As you inch nervously to the door, let me explain. I love paper-based the most. I have only recently learned of the whole bujo trend (which means, almost disappointingly, bullet journal), and I love the idea of a journal filled with calendar entries, to-do lists, journal reflections, and doodles galore. And I absolutely believe, with a conviction that no amount of scientific evidence could dissuade, that I tap into more creativity when I write on paper than on a digital device.
So why don’t I? I have several half-filled journals that were gifted to me at one point or another, or on sale so that meant I had to buy it.
Well, first, there’s the challenge that if I write something on paper to put it into use later, I will eventually have to type it up or translate it into another form, whether it’s a blog entry, idea for a story, novel scene, or action item for work or home.
You: So you’re lazy?
Me: Yes, I think that’s part of it. Even though paper-based boosts my creativity, I am impatient to cut out the middle steps and start in a form that is immediately usable.

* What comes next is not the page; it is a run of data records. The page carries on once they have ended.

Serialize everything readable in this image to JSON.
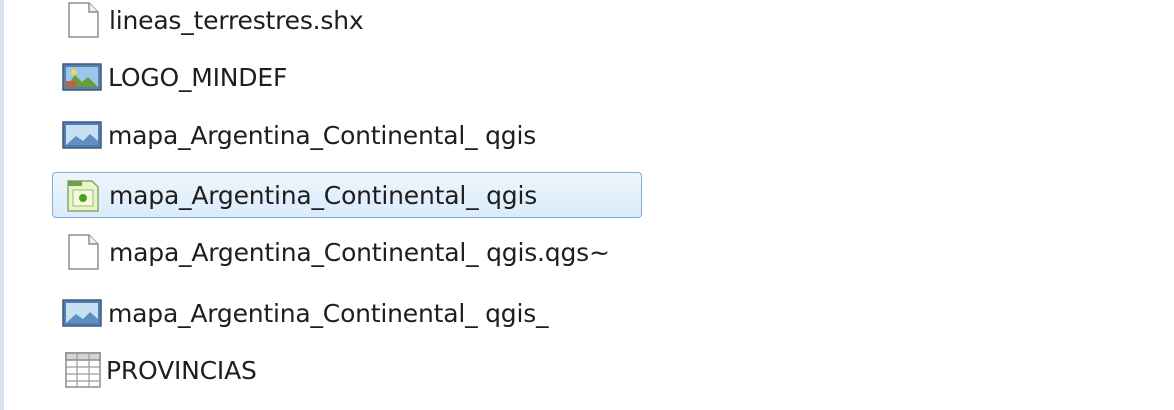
{
  "files": [
    {
      "name": "lineas_terrestres.shx",
      "icon": "blank-document-icon"
    },
    {
      "name": "LOGO_MINDEF",
      "icon": "image-file-icon"
    },
    {
      "name": "mapa_Argentina_Continental_ qgis",
      "icon": "image-file-icon"
    },
    {
      "name": "mapa_Argentina_Continental_ qgis",
      "icon": "qgis-project-icon",
      "selected": true
    },
    {
      "name": "mapa_Argentina_Continental_ qgis.qgs~",
      "icon": "blank-document-icon"
    },
    {
      "name": "mapa_Argentina_Continental_ qgis_",
      "icon": "image-file-icon"
    },
    {
      "name": "PROVINCIAS",
      "icon": "table-file-icon"
    }
  ],
  "colors": {
    "selection_border": "#84acdd",
    "selection_fill": "#d9ebfb",
    "left_border": "#dbe4ee"
  }
}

Second, there’s the problem of finding the work later. Remember all those journals? I can’t always remember where I wrote what. Or maybe there is an idea that I wrote but didn’t think I needed in the past, but suddenly it feels useful now. How to find it? Which shelf? Which journal? And of course, I hate filing, so my solution for much of my adult life has been to make things digital or commit to live without them (i.e. into the recycling bin). Even when I try to set up a paper-based system, I soon get tempted to try something new.

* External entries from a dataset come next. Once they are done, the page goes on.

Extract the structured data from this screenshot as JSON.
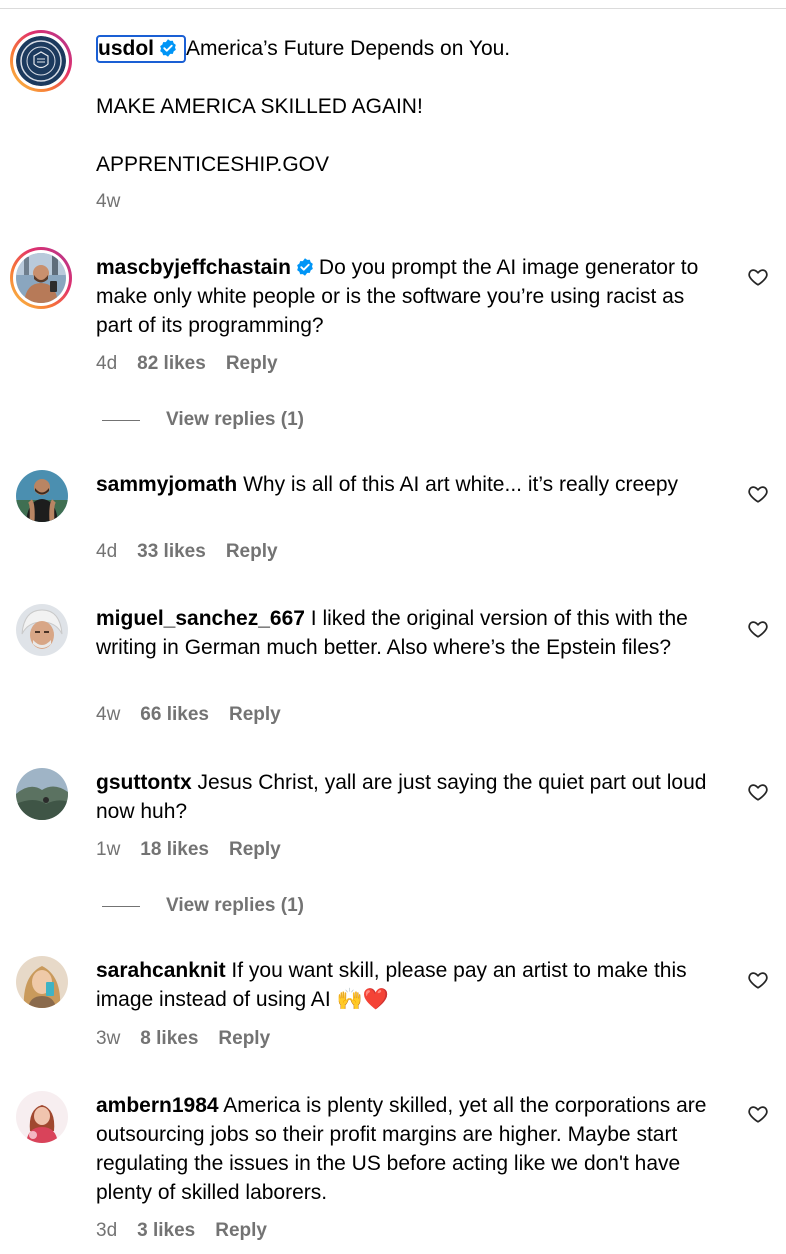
{
  "post": {
    "username": "usdol",
    "lines": [
      "America’s Future Depends on You.",
      "MAKE AMERICA SKILLED AGAIN!",
      "APPRENTICESHIP.GOV"
    ],
    "time": "4w"
  },
  "comments": [
    {
      "username": "mascbyjeffchastain",
      "verified": true,
      "text": "Do you prompt the AI image generator to make only white people or is the software you’re using racist as part of its programming?",
      "time": "4d",
      "likes": "82 likes",
      "reply": "Reply",
      "view_replies": "View replies (1)"
    },
    {
      "username": "sammyjomath",
      "text": "Why is all of this AI art white... it’s really creepy",
      "time": "4d",
      "likes": "33 likes",
      "reply": "Reply"
    },
    {
      "username": "miguel_sanchez_667",
      "text": "I liked the original version of this with the writing in German much better. Also where’s the Epstein files?",
      "time": "4w",
      "likes": "66 likes",
      "reply": "Reply"
    },
    {
      "username": "gsuttontx",
      "text": "Jesus Christ, yall are just saying the quiet part out loud now huh?",
      "time": "1w",
      "likes": "18 likes",
      "reply": "Reply",
      "view_replies": "View replies (1)"
    },
    {
      "username": "sarahcanknit",
      "text": "If you want skill, please pay an artist to make this image instead of using AI 🙌❤️",
      "time": "3w",
      "likes": "8 likes",
      "reply": "Reply"
    },
    {
      "username": "ambern1984",
      "text": "America is plenty skilled, yet all the corporations are outsourcing jobs so their profit margins are higher. Maybe start regulating the issues in the US before acting like we don't have plenty of skilled laborers.",
      "time": "3d",
      "likes": "3 likes",
      "reply": "Reply"
    }
  ],
  "icons": {
    "verified": "verified-badge-icon",
    "like": "heart-outline-icon"
  },
  "colors": {
    "verified": "#0095f6",
    "secondary_text": "#737373",
    "focus_outline": "#1a5fd4"
  }
}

I did figure out that I could write something on paper then insert a photo of it into some of my digital systems, but I worry about how much memory it uses, especially as an ongoing strategy. Plus that only addresses the “where to find it” issue, not the “I still have to transform it to text” problem.

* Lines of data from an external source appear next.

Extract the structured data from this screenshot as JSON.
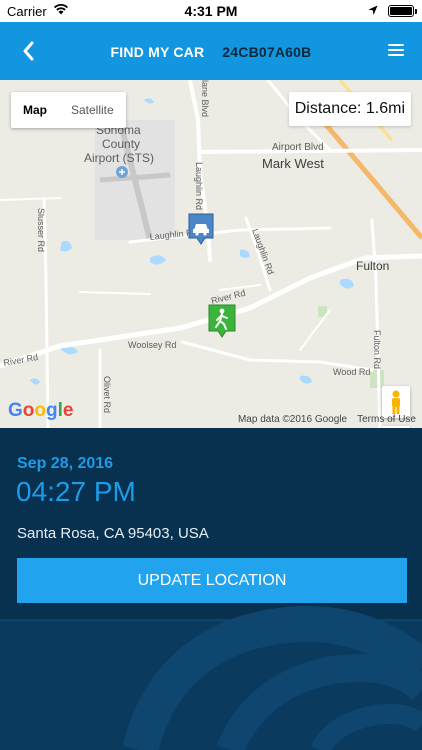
{
  "status_bar": {
    "carrier": "Carrier",
    "time": "4:31 PM"
  },
  "nav": {
    "title": "FIND MY CAR",
    "plate": "24CB07A60B"
  },
  "map": {
    "map_type_options": [
      "Map",
      "Satellite"
    ],
    "selected_map_type": "Map",
    "distance": "Distance: 1.6mi",
    "labels": {
      "airport": [
        "Sonoma",
        "County",
        "Airport (STS)"
      ],
      "airport_blvd": "Airport Blvd",
      "mark_west": "Mark West",
      "fulton": "Fulton",
      "laughlin_rd_1": "Laughlin Rd",
      "laughlin_rd_2": "Laughlin Rd",
      "laughlin_rd_3": "Laughlin Rd",
      "river_rd_1": "River Rd",
      "river_rd_2": "River Rd",
      "woolsey_rd": "Woolsey Rd",
      "wood_rd": "Wood Rd",
      "slusser_rd": "Slusser Rd",
      "olivet_rd": "Olivet Rd",
      "fulton_rd": "Fulton Rd",
      "blvd_partial": "lane Blvd"
    },
    "zoom_in": "+",
    "zoom_out": "−",
    "google_logo": "Google",
    "attribution": "Map data ©2016 Google",
    "terms": "Terms of Use"
  },
  "record": {
    "date": "Sep 28, 2016",
    "time": "04:27 PM",
    "address": "Santa Rosa, CA 95403, USA",
    "update_button": "UPDATE LOCATION"
  },
  "colors": {
    "nav_bg": "#1396e0",
    "panel_bg": "#08304f",
    "accent": "#1e9be6",
    "button_bg": "#22a3ee"
  },
  "icons": {
    "back": "chevron-left-icon",
    "menu": "hamburger-menu-icon",
    "car_marker": "car-marker-icon",
    "walk_marker": "pedestrian-marker-icon",
    "pegman": "pegman-icon"
  }
}
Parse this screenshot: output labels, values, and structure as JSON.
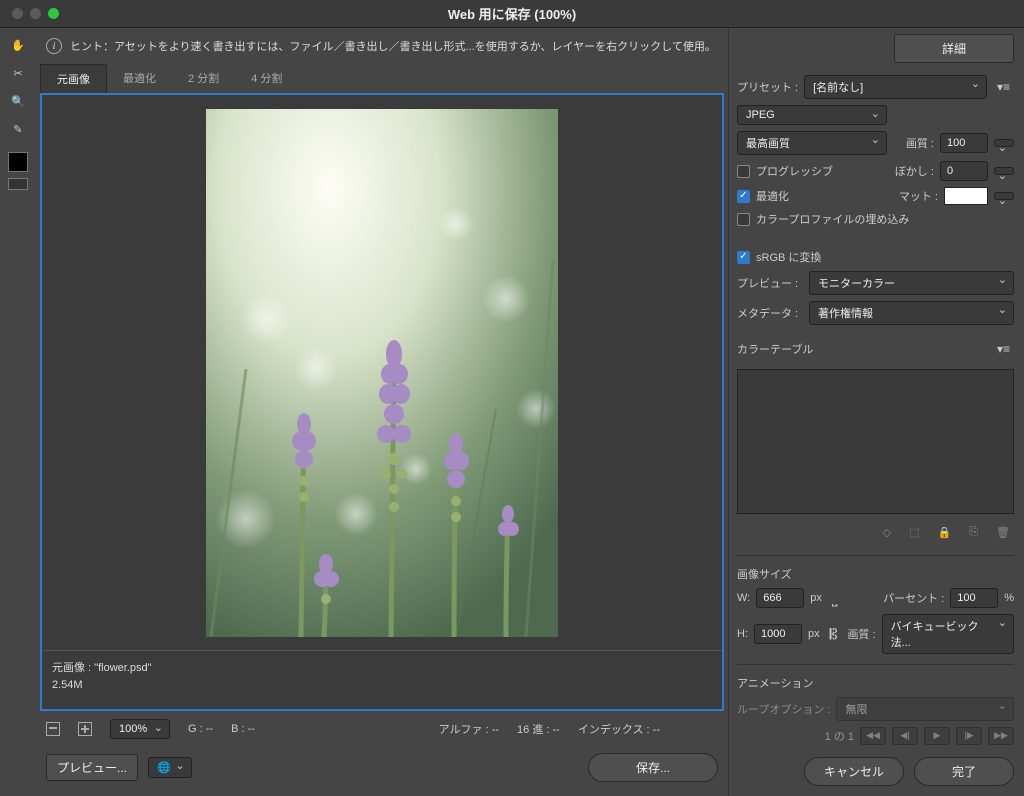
{
  "window": {
    "title": "Web 用に保存 (100%)"
  },
  "hint": {
    "text": "ヒント：アセットをより速く書き出すには、ファイル／書き出し／書き出し形式...を使用するか、レイヤーを右クリックして使用。"
  },
  "tabs": [
    "元画像",
    "最適化",
    "2 分割",
    "4 分割"
  ],
  "tabs_active": 0,
  "canvas_info": {
    "line1": "元画像 : \"flower.psd\"",
    "line2": "2.54M"
  },
  "status_bar": {
    "zoom": "100%",
    "G": "G : --",
    "B": "B : --",
    "alpha": "アルファ : --",
    "hex": "16 進 : --",
    "index": "インデックス : --"
  },
  "buttons": {
    "preview": "プレビュー...",
    "save": "保存...",
    "cancel": "キャンセル",
    "done": "完了",
    "detail": "詳細"
  },
  "right": {
    "preset_label": "プリセット :",
    "preset_value": "[名前なし]",
    "format": "JPEG",
    "quality_preset": "最高画質",
    "quality_label": "画質 :",
    "quality_value": "100",
    "progressive_label": "プログレッシブ",
    "blur_label": "ぼかし :",
    "blur_value": "0",
    "optimize_label": "最適化",
    "matte_label": "マット :",
    "embed_profile_label": "カラープロファイルの埋め込み",
    "srgb_label": "sRGB に変換",
    "preview_label": "プレビュー :",
    "preview_value": "モニターカラー",
    "metadata_label": "メタデータ :",
    "metadata_value": "著作権情報",
    "color_table_label": "カラーテーブル",
    "image_size_label": "画像サイズ",
    "W_label": "W:",
    "W_value": "666",
    "px": "px",
    "H_label": "H:",
    "H_value": "1000",
    "percent_label": "パーセント :",
    "percent_value": "100",
    "percent_unit": "%",
    "quality2_label": "画質 :",
    "quality2_value": "バイキュービック法...",
    "animation_label": "アニメーション",
    "loop_label": "ループオプション :",
    "loop_value": "無限",
    "frame_text": "1 の 1"
  }
}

Finally, I have terrible handwriting. Embarrassingly bad. So if I were to create a bujo system of my own, it would not look as cool as the ones I see on the web. It would be a mess. Which also explains why my attempts to use an iPad app with handwriting recognition (that translates handwriting to text) have not exactly provided the best of both worlds.
So, I am mostly digital. Sometimes I indulge, randomly, in writing in one of my paper-based journals, though (and this is sad) I am frustrated if I like what I write because then I have to decide if it needs to be moved to a digital format. Where paper-based is most helpful if I am having some kind of writer’s block or feeling distracted. Writing on paper helps me make progress when I am stuck.
So there it is. Clear as mud. No single answer to this dilemma. No perfect system.
So if someone asks, which do you prefer, paper or digital, my answer is “Yes.”